Platypus Bay was next along our chosen bushwalk and there were lookout points to try and give you the best chance to see a platypus. They are notoriously hard to spot so we weren’t surprised when we didn’t have any luck seeing one. There was also a wreck of a barge here from the 1930s from a time when work used to be done in the national park.

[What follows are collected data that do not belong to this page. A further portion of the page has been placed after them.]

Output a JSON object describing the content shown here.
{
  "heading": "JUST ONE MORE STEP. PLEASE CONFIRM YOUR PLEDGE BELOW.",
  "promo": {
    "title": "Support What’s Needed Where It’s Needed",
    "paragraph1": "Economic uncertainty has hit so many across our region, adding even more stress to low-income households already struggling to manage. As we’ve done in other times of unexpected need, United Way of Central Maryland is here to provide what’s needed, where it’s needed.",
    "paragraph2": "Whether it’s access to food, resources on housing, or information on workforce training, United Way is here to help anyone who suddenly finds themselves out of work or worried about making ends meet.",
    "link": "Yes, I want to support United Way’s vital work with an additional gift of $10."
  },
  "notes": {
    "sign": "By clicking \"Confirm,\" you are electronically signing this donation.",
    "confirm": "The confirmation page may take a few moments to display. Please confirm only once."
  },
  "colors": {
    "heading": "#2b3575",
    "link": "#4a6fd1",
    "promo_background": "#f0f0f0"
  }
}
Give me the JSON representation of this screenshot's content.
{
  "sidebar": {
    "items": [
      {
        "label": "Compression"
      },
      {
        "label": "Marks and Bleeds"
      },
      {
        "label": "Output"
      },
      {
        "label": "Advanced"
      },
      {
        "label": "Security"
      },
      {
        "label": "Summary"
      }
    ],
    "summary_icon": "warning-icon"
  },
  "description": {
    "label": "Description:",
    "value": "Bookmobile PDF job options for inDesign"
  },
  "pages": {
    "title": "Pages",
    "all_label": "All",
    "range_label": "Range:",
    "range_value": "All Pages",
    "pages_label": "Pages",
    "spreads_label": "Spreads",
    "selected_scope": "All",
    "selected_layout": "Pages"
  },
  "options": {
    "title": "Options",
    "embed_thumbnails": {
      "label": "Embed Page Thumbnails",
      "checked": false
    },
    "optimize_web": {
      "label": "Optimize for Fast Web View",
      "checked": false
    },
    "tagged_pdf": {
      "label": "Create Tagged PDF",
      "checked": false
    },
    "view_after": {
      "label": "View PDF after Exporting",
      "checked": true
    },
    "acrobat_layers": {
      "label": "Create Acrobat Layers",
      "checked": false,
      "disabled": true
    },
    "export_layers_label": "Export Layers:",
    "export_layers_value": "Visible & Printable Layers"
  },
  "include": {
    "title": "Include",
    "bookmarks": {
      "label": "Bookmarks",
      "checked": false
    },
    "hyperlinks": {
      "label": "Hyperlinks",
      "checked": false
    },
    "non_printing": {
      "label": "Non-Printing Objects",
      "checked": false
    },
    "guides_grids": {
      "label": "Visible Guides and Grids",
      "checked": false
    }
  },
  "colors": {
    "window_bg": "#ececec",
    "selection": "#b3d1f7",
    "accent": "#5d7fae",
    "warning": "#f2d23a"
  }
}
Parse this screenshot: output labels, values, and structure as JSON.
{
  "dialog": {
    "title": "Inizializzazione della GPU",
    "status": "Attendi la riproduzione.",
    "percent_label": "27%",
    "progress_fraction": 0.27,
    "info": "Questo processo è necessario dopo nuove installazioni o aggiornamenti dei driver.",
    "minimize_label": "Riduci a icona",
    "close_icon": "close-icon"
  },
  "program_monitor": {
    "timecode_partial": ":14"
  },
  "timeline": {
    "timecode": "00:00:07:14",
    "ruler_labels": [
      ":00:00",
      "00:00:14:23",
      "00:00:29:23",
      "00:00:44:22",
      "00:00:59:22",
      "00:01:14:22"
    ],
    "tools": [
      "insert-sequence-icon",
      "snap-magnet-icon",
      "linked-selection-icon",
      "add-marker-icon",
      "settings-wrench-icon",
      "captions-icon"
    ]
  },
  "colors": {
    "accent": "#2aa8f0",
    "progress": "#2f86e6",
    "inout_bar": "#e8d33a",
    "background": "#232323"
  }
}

We then carried along the path to do an aboriginal walk but, aside from a couple of signs along the way, there wasn’t much about the aboriginals on the walk. We saw an echidna eating some ants and there were a lot of fallen trees along the walk which showed how strong the wind could get out there. Apparently the area used to be home to a large tribe of aboriginals but after the wars with the ‘new settlers’ any remaining ones got shipped off to Flinders Island (located near Tasmania) and never returned to these areas again which is sad. We find it really interesting that the aboriginals knew to burn the forest to prevent large forest fires and promote new growth in areas – something Australians are still doing today.

The drive to Strahan where we would be staying that night was a very winding mountainous route and we were both very tired by the time we reached the hostel.  On the way we passed a lookout called the Iron Blow which was linked to the volcanoes that used to be active in the area and had then been used for mining metals such as copper. It was a nice stop off to break up the journey along the Great West Road to Strahan.

Then hostel in Strahan was a YHA and was more of a campsite than a hostel made up of a collection of cabins. It was actually quite cold here at night and I got bitten by bugs loads when we were out in the evening. The hostel had a stream running through it which has platypus’ in it! They only really come out at twilight/ night time and have evolved to blend in with the river bed so are really hard to spot. We think we saw them – just a faint outline swimming through the water but we couldn’t have seen them any clearer considering how dark it was.

All in all another good few days as we neared the end of our time in Tasmania.